While waiting for the island's governor, Wanda Sanchez, to sign the new legislation, its promoters allege that the only aspect of cockfighting that should be illegal is to export or import cocks or services related to the fights and that its prohibition in the United States, added Puerto Rican Sports Department Secretary Adriana Sanchez, has more to do with economic reasons than animal welfare. 

It's a tug-of-war that encompasses much more than the island's fighting ring and rural businesses, which were decimated in the aftermath of Hurricane Maria, and comes just as President Trump has cut Puerto Rico's Medicaid funds, which allocate up to $5.7 from the original $12 billion in four years.

A fight to the death

Roosters are bred as feather gladiators, solely for the enjoyment and the fight to the death. Many of them, ecological associations report, spend most of their lives tied to one leg and often their breeders ('galleros') tear off their feathers or mutilate their crests to prevent them from being pulled out in the ring, or drug them to be more aggressive with their opponents. 

Although the fight is regulated and legal in many Latin American countries, illegal gambling and organized crime move around it, and even, some say, the threat of disease, because many coops sew and wash birds without any protection. 

However, those who run this type of business claim that they follow the strictest hygiene standards and that the suffering of these animals is no less than that suffered by racehorses or rodeo animals. 

"If Washington wants to deal with cruelty to animals, it must start with its own home," Gerardo Mora, director of the Puerto Rico Gallic Affairs Commission, told Nuevo Herald.

"There are millions of hunters in the U.S. who kill deers, decapitate them and hang them like a trophy, and nobody says anything," he added. "But we have people in Congress who don't even know where Puerto Rico is and they want to eliminate our chicken industry." 

Trump's federal law against roosters comes just as Puerto Rico's Medicaid funds have been cut to $5.7 billion in four years.

Although critics say Puerto Ricans exaggerate about the economic benefit of these fights, the reality is that much of the cockfighting business comes from rural areas, hit hard by economic recession and natural disasters. 

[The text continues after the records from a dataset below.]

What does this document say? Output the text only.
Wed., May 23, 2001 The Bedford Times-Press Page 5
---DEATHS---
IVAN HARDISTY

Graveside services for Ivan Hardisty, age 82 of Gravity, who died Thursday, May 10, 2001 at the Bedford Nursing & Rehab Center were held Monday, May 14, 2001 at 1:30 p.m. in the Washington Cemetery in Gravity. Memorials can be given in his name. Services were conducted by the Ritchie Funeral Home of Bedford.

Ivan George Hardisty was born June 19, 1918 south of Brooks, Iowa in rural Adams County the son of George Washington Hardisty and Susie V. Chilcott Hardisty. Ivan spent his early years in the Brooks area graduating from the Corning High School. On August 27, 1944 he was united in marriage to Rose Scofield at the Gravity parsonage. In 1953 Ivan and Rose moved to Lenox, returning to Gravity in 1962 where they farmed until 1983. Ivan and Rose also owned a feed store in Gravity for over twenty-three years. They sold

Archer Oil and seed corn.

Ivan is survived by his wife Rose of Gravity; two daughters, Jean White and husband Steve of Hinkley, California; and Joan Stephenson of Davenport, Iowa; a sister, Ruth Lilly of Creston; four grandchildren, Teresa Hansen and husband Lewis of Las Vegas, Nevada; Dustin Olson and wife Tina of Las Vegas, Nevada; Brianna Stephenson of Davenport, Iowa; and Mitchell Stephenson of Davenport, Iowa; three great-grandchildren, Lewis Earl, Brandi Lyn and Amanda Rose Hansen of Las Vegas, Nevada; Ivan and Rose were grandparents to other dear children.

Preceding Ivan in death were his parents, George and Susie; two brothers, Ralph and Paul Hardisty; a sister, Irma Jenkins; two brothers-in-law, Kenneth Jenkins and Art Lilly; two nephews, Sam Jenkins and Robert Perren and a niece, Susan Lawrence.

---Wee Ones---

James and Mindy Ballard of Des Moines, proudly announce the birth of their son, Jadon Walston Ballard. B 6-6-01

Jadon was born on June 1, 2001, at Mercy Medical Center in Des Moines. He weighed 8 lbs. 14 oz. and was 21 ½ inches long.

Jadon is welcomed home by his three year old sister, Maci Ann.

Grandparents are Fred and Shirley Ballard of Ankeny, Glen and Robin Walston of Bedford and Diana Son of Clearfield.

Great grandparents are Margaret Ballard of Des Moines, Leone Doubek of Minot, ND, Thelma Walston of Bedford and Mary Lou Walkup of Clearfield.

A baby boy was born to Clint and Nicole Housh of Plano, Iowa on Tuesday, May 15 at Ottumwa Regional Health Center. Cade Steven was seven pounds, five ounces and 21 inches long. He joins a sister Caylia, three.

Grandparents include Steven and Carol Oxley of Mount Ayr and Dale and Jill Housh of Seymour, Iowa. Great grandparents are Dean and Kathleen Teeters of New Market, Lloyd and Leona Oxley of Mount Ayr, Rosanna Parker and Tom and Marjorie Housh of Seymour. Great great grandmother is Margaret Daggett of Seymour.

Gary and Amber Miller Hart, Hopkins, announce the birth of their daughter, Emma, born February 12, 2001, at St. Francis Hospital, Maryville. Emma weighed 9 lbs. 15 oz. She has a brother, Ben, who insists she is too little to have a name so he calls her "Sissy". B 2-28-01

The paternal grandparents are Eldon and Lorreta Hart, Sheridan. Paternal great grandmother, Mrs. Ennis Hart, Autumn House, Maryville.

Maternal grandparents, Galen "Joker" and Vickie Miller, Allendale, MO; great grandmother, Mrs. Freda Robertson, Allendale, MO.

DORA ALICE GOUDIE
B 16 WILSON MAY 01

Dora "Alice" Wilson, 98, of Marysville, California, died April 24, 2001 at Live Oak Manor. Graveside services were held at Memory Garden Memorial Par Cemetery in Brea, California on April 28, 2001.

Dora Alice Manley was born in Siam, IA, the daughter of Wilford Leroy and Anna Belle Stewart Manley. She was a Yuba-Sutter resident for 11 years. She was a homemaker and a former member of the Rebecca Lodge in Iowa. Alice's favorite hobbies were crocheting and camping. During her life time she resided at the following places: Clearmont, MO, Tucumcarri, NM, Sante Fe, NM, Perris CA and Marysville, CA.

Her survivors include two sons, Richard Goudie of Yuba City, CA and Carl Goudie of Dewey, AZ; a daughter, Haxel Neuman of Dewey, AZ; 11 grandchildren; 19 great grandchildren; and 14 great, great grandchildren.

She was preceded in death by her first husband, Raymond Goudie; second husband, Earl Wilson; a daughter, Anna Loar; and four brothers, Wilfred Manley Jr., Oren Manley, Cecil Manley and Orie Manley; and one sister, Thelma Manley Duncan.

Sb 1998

"This is going to wipe us out," said Adrian Gevares, who has two farms on the island and more than 20 dependents that he may have to fire if the bill doesn't come to fruition. 

"This is my business, my way of life. I depend on it to support my children, pay for my health insurance and my car. I'm not ready for it to end," he added. 

While we wait to see who will win the fight, many breeders with potential are already moving to the Dominican Republic, where the much-less-regulated activity is booming.